Development

Package Design

The main PyVOL algorithm is run from identify.pocket. Input option sanitization and logger configuration have been split into identify.pocket_wrapper. The pocket identification logic occurs within identify.pocket with almost all direct data manipulation handled by the class methods of Spheres. If enabled, subpocket clustering occurs in identify.subpockets with data manipulation occurring in cluster. Frequently used functions have been split into utilities. Configuration file reading and writing as well as input parameter checking is done in configuration.

The PyMOL interface is contained in pymol_interface though integration into the PyMOL environment is actually handled in pyvol_gui.__init__. Display and other PyMOL-specific functions are defined in pymol_utilities.

The two primary interfaces are via configuration file (invoked through the command line using the entry point in __main__ that is created on installation) and via PyMOL. PyMOL is extended with all commands, and the GUI provides a limited interface to these functions. Programmatic invocation is also supported. If standard output options are reasonable, using the identify.pocket_wrapper entry point is better. For more customization, directly call identify.pocket after calling configuration.clean_opts on a dictionary containing all required options.

Algorithm Design

The primary algorithmic logic is supplied in identify.py which acts as the only interface between the user-facing modules and the computational back-end.
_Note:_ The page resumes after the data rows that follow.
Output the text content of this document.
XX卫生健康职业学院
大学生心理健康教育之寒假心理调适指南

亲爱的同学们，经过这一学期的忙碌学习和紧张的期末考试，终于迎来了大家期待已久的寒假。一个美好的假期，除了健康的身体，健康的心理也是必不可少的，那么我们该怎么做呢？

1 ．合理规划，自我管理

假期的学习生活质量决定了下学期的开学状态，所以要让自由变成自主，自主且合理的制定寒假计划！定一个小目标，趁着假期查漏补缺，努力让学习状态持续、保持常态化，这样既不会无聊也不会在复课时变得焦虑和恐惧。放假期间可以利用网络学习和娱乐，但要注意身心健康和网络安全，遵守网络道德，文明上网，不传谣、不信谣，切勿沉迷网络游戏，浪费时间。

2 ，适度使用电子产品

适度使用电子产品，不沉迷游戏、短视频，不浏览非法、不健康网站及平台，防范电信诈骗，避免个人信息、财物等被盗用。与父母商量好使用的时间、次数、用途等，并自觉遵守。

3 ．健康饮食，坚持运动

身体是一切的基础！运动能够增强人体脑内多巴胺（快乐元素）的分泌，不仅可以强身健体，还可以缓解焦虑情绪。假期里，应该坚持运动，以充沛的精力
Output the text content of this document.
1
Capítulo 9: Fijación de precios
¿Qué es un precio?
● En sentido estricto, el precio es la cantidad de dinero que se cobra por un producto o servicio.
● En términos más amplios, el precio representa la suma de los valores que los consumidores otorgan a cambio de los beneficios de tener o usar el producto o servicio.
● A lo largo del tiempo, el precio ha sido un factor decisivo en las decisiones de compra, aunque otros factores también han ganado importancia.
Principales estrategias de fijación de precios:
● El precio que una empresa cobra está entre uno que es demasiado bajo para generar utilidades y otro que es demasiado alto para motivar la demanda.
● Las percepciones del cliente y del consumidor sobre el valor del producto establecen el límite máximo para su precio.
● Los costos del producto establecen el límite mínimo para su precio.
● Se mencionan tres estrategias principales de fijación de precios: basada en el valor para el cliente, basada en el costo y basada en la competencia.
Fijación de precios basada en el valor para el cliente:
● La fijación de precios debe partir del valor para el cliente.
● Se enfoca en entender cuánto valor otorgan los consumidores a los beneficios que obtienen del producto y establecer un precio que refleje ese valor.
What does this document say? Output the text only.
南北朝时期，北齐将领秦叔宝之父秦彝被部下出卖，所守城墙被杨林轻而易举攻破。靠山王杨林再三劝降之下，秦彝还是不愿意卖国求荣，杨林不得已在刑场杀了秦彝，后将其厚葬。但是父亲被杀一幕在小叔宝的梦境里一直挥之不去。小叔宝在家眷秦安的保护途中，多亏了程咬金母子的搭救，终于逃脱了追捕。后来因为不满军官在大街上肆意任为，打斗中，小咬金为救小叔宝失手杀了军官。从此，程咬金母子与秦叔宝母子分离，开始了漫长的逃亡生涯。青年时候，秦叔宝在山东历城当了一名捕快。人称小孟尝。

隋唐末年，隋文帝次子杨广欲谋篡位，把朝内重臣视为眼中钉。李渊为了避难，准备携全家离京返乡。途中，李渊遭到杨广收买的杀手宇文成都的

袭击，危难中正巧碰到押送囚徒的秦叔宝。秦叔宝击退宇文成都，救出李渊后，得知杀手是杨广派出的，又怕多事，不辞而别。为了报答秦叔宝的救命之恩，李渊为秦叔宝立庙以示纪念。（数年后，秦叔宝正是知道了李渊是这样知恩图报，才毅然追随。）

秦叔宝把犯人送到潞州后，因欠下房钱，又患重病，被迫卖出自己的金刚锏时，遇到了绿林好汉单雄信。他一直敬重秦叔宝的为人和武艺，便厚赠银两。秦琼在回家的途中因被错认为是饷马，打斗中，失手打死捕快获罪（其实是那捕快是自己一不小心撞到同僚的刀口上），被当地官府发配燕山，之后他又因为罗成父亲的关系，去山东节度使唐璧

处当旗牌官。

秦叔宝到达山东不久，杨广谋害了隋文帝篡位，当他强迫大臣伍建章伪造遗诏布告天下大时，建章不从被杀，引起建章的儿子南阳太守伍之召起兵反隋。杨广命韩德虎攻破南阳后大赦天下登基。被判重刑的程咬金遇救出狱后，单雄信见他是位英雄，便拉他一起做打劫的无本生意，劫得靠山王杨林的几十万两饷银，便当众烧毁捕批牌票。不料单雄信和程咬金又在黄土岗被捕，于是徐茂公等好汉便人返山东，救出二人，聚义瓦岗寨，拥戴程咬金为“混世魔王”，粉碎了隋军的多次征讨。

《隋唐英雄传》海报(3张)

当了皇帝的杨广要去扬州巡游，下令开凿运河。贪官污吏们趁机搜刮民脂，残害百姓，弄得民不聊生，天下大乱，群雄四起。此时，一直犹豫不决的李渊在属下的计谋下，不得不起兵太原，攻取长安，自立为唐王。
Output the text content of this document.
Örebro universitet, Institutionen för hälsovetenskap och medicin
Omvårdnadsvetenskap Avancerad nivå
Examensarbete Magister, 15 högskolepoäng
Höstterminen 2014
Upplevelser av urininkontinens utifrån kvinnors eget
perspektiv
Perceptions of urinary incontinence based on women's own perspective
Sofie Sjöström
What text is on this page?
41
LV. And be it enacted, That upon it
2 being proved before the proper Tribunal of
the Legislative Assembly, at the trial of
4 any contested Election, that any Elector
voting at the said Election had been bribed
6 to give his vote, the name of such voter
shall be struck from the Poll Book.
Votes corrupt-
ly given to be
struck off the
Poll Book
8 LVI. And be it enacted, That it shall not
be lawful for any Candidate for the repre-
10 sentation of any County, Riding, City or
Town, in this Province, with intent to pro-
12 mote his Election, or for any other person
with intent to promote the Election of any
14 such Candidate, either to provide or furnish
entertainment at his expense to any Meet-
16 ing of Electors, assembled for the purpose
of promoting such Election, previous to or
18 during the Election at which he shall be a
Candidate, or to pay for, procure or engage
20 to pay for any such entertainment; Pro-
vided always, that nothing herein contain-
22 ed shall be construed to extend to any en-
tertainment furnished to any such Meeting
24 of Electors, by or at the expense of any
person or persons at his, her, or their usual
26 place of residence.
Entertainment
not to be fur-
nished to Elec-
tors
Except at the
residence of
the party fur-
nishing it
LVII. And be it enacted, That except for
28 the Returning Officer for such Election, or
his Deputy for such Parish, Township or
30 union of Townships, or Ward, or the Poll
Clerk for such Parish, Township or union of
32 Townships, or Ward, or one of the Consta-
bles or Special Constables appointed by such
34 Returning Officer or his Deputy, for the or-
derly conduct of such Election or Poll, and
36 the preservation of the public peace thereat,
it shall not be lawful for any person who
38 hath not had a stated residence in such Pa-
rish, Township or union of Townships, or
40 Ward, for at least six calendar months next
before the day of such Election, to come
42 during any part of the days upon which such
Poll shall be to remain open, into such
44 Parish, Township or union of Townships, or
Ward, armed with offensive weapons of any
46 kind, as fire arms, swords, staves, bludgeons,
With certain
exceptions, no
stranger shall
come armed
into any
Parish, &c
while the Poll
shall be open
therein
The Spheres class holds all of the geometric information about proteins and pockets. It represents any object as a collection of spheres by holding their coordinates, radii, and cluster identifications in a 5D numpy array. Surface triangulation using MSMS and many other convenience functions are included in the class itself. The methods contained in the separate cluster.py would largely work as methods in the Spheres class but have been separated due to that class becoming too large and the specificity of those methods to subpocket partitioning.

GUI Design

The GUI was developed using Qt Designer and run using PyQT5. PyQT does not run in PyMOL 1.x distributions, so the GUI is only available in PyMOL 2.0+.

Version Incrementation

PyVOL uses a standard incrementation scheme. The version of the back-end must be updated in setup.py, pyvol/__init__.py, and docs/source/conf.py. The GUI version is set in pyvolgui/__init__.py, and the the version of the GUI that the back-end expects is set again in pyvol/__init__.py. Experimental code is pushed with an alpha or beta designation (a or b before the final digit). GUI versions should only change when the GUI files are changed, but the version is intended to catch up to the backend version rather than the next available incrementation.

Distribution

The code is hosted on github by the Schlessinger Lab. The PyVOL backend is distributed through PyPI. This process of uploading to PyPI is automated in the dev/build.sh script. Installers are packaged using the dev/package_plugins.sh script. Documentation is generated and pushed to the github-hosted documentation website with the dev/document.sh script. All three are combined in the dev/rebuild.sh script. The plugin will be available both from the github page and (eventually) through the official PyMOL wiki.

Documentation

Documentation is in the Sphinx/RTD style. Module documentation is collated using sphinx-apidoc. The documentation website is built using the sphinx-rtd-theme and maintained on the gh-pages branch of PyVOL. The pyvol_manual.pdf is generated using sphinx’s evocation of pdfTeX. PyPI can apparently not parse rst files, so the README.rst is converted to a md file using pandoc just prior to deployment.

Testing

Integration testing of the non-PyMOL components is performed using pytest out of tests/test_pyvol.py. These are invoked by running python -m pytest in the root pyvol directory. These tests have been run using pytest version 5.3.5. Installing pytest-xdist is recommended for efficiency’s sake.